Posséder un spa à domicile, c’est un confort apprécié, mais aussi un poste de dépense énergétique à ne pas sous-estimer. Un spa rigide extérieur consomme entre 2 000 et 2 500 kWh par an, et les déperditions thermiques représentent la part la plus évitable de cette consommation. La bonne couverture change concrètement l’équation, à la fois sur la facture, sur l’entretien et sur la sécurité du bassin.
Isolation, protection et sécurité : trois raisons de ne pas s’en passer
Le premier argument est financier. Avec une couverture thermique adaptée, la consommation électrique d’un spa rigide tombe à 30 à 60 euros par mois en hiver, car la chaleur se maintient plusieurs heures après la coupure du chauffage. Sans protection, le bassin lutte en permanence contre les pertes thermiques, surtout pour un spa installé à l’extérieur et exposé aux variations de température. Dans un contexte où les prix de l’électricité restent élevés, choisir une couverture spa de qualité relève davantage du bon sens que du luxe.
Le deuxième bénéfice concerne l’entretien de l’eau. Une couverture fermée protège le bassin des feuilles, insectes, poussières et pollens. Résultat : les traitements chimiques et les nettoyages deviennent moins fréquents, ce qui réduit d’autant la consommation de produits. Enfin, la couverture joue un rôle de sécurité non négligeable, particulièrement dans les foyers avec de jeunes enfants, en limitant l’accès au bassin lorsqu’il n’est pas utilisé.

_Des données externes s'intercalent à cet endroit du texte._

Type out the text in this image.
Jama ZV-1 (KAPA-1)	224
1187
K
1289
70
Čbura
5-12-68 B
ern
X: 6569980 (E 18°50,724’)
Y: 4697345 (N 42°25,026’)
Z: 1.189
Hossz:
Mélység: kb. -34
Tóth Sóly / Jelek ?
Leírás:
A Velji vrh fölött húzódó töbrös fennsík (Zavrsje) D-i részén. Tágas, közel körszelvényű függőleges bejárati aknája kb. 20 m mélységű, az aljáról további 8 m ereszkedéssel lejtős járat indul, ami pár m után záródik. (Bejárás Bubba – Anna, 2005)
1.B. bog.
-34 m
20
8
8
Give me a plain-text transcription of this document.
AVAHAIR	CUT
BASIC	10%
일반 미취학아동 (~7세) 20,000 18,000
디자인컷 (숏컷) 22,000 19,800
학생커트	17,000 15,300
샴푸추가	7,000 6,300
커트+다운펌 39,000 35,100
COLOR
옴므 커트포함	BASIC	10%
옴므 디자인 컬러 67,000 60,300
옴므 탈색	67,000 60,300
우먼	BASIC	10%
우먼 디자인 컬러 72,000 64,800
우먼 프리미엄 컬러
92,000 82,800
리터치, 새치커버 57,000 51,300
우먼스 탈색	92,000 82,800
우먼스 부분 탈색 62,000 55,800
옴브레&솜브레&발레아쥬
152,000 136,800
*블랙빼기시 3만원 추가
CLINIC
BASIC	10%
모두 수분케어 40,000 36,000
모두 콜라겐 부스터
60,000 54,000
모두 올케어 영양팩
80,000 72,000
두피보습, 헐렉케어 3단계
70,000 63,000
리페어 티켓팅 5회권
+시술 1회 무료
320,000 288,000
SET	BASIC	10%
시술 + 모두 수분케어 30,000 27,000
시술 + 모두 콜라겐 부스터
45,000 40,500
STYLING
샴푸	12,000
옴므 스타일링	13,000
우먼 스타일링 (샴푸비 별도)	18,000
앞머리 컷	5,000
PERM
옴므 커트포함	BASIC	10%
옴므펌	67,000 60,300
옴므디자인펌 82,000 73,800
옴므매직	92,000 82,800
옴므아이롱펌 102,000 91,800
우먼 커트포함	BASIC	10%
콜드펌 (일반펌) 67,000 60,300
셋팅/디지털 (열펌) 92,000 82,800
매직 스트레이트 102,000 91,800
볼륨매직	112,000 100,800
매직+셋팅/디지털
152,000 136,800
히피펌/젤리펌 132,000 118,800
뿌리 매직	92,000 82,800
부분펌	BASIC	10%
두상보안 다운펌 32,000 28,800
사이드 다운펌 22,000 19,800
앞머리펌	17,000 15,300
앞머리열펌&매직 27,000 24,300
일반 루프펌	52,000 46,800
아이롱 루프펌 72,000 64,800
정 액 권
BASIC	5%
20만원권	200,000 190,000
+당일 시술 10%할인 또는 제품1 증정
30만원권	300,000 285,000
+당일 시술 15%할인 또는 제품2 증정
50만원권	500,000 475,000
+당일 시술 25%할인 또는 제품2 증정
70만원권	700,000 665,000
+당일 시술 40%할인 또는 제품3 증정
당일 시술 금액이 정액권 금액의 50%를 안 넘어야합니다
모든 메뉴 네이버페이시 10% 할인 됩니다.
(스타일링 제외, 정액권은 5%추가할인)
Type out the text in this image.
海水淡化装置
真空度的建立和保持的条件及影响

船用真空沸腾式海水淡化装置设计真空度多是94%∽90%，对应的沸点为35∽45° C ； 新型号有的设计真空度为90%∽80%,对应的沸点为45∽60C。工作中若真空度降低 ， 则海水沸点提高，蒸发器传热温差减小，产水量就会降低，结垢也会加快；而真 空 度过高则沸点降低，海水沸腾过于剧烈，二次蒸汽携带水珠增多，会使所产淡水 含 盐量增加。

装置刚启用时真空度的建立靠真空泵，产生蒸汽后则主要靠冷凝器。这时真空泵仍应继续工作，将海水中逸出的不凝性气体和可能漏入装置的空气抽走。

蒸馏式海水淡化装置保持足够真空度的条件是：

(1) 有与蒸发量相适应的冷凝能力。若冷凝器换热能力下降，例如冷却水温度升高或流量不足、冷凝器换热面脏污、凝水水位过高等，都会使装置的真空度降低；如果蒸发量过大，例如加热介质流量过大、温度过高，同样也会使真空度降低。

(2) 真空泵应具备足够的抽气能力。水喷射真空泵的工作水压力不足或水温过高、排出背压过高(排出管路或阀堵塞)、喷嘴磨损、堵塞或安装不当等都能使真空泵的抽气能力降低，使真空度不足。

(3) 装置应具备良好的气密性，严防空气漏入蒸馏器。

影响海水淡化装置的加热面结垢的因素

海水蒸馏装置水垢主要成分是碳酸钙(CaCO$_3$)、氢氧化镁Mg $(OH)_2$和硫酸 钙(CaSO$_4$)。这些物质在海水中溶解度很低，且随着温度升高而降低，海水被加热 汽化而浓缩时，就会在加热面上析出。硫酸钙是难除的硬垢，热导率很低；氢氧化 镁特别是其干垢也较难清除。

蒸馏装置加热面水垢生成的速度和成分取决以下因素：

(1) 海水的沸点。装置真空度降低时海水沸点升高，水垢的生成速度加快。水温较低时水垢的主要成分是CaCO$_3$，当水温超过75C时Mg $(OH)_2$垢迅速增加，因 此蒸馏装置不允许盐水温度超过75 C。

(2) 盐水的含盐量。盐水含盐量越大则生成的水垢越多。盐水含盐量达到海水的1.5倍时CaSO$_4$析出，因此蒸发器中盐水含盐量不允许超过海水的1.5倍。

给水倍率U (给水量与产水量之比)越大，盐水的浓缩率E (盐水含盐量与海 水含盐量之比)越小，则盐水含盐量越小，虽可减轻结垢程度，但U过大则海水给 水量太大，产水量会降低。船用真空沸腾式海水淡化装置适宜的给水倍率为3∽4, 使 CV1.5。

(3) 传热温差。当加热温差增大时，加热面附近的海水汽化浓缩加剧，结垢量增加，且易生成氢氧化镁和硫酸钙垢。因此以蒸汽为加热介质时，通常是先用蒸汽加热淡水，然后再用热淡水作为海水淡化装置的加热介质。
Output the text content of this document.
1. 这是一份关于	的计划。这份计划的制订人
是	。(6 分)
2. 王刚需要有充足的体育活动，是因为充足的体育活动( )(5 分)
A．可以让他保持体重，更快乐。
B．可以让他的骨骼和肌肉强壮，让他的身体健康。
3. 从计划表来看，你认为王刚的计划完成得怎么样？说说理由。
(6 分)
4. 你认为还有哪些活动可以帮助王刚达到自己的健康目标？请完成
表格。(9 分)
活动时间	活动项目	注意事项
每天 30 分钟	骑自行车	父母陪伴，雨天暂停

Bien choisir sa couverture selon son spa et son usage
Le standard du marché reste la couverture rigide thermique : une mousse de polyuréthane expansé (densité minimale de 25 kg/m³) gainée d’un vinyle traité anti-UV et anti-humidité. Sa durée de vie oscille entre 5 et 10 ans selon l’entretien. Les modèles haut de gamme intègrent des matériaux renforcés, en vinyle épais ou en nylon, capables de résister aux intempéries sur le long terme.
Pour les spas gonflables, les contraintes sont différentes : le PVC vieillit sous l’effet des UV et du chlore, et une bonne couverture contribue à prolonger la durée de vie du bassin lui-même, estimée à 3 à 6 saisons avec un entretien soigné. Dans tous les cas, deux points méritent attention. D’abord, les dimensions : une couverture doit correspondre exactement à la forme du spa (carré, rectangulaire, octogonal). Ensuite, le poids : une couverture qui devient anormalement lourde avec le temps signale que la mousse interne s’est gorgée d’eau, signe qu’un remplacement s’impose.
L’entretien de la couverture elle-même est souvent oublié. Un nettoyage régulier avec un conditionneur pour vinyle prolonge sa durée de vie et maintient ses propriétés isolantes. À ne jamais plier non plus lors du stockage : cela risque de casser la mousse interne et de compromettre l’isolation.